Complex Table Structures

Lesson Details:
July 10, 2020

I: Introduction

In this article, we will discuss the different programming languages

II: Body

(1) C language

C is a general-purpose computer programming language developed in 1972 by Dennis Ritchie for use on the Digital Equipment Corporation PDP-11. It has since spread to many other platforms, and is one of the most commonly used programming languages.

(2) C++ language

C++ was developed by Bjarne Stroustrup as an extension of the C language. It incorporates new features including classes, operator overloading, multiple inheritance, abstract classes, and templates. As a superset of C, C++ is used as a low-level language and as a middle-level language. It can also be used to create higher-level languages such as Java, which is a high-level language that is widely used in Android development.

(3) Objective-C language

Objective-C is a general-purpose, object-oriented programming language that adds Smalltalk-style messaging to the C programming language. It was developed in the early 1980s by Brad Cox and Tom Love at their company Stepstone.

(4) C# language

The C# (pronounced “C sharp”) is a multi-paradigm programming language encompassing strong typing, imperative, declarative, functional, generic, object-oriented (class-based), and component-oriented programming disciplines. It was developed by Microsoft within its .NET initiative and later approved as a standard by ECMA (ECMA-334) and ISO (ISO/IEC 23270:2006). C# is one of the programming languages designed for the Common Language Infrastructure.

(5) Python language

Python is a widely used general-purpose high-level programming language with dynamic semantics. Its design philosophy emphasizes code readability, and its syntax allows programmers to express concepts in fewer lines of code than would be possible in languages such as C++ or Java. The language provides constructs intended to enable clear programs on both a small and large scale. Python supports multiple programming paradigms, including object-oriented, imperative and functional programming or procedural styles. It features a fully dynamic type system and automatic memory management and has a large and comprehensive standard library.

(6) JavaScript language

JavaScript (JS) is a high-level, dynamic, untyped, and interpreted programming language. It has been standardized in the ECMAScript language specification. Alongside HTML and CSS, JS is one of the three essential technologies of World Wide Web content production; the majority of websites employ it and it is supported by all modern web browsers without plug-ins. Many software frameworks make JavaScript’s ubiquitous presence more visible and manageable, such as Node.js and jQuery.

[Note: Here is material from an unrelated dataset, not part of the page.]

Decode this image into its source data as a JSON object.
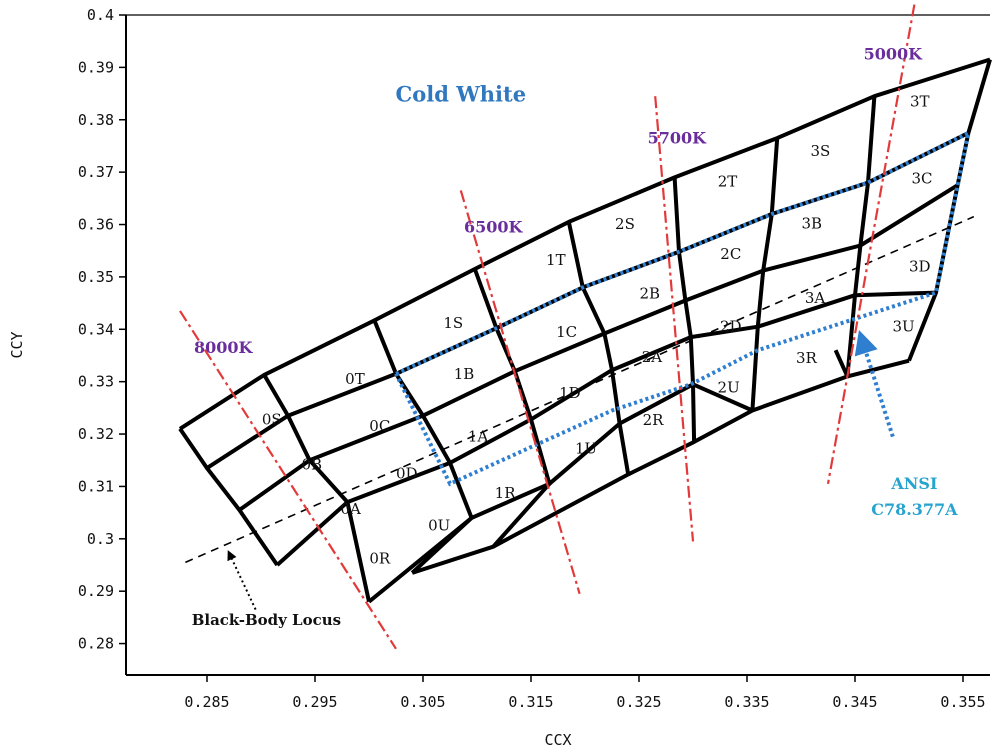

Java released under the GNU General Public License (GPL) and JavaScript are two most commonly deployed enterprise languages.

(7) Swift language

Swift is a multi-paradigm compiled programming language developed by Apple Inc. for iOS, macOS, watchOS, tvOS, and Linux development. Swift is designed to work with Apple’s Cocoa and Cocoa Touch frameworks and the large body of existing Objective-C code written for Apple products. Swift adheres to the Common Language Infrastructure (CLI) standard and has been named the 2014 Programming Language of the Year by the TIOBE Index committee.

(8) Java language

Java is an object-oriented programming language that is concurrent, class-based, and specifically designed to have as few implementation dependencies as possible. It is intended to let application developers “write once, run anywhere” (WORA), meaning that compiled Java code can run on all platforms that support Java without the need for recompilation. Java applications are typically compiled to bytecode that can run on any Java virtual machine (JVM) regardless of computer architecture. As of 2016, Java is one of the most popular programming languages in use, particularly for client-server web applications, with a reported 9 million developers. Java was originally developed by James Gosling at Sun Microsystems and released in 1995 as a core component of Sun Microsystems’ Java platform. The language derives much of its syntax from C and C++ but it has fewer low-level facilities than either of them.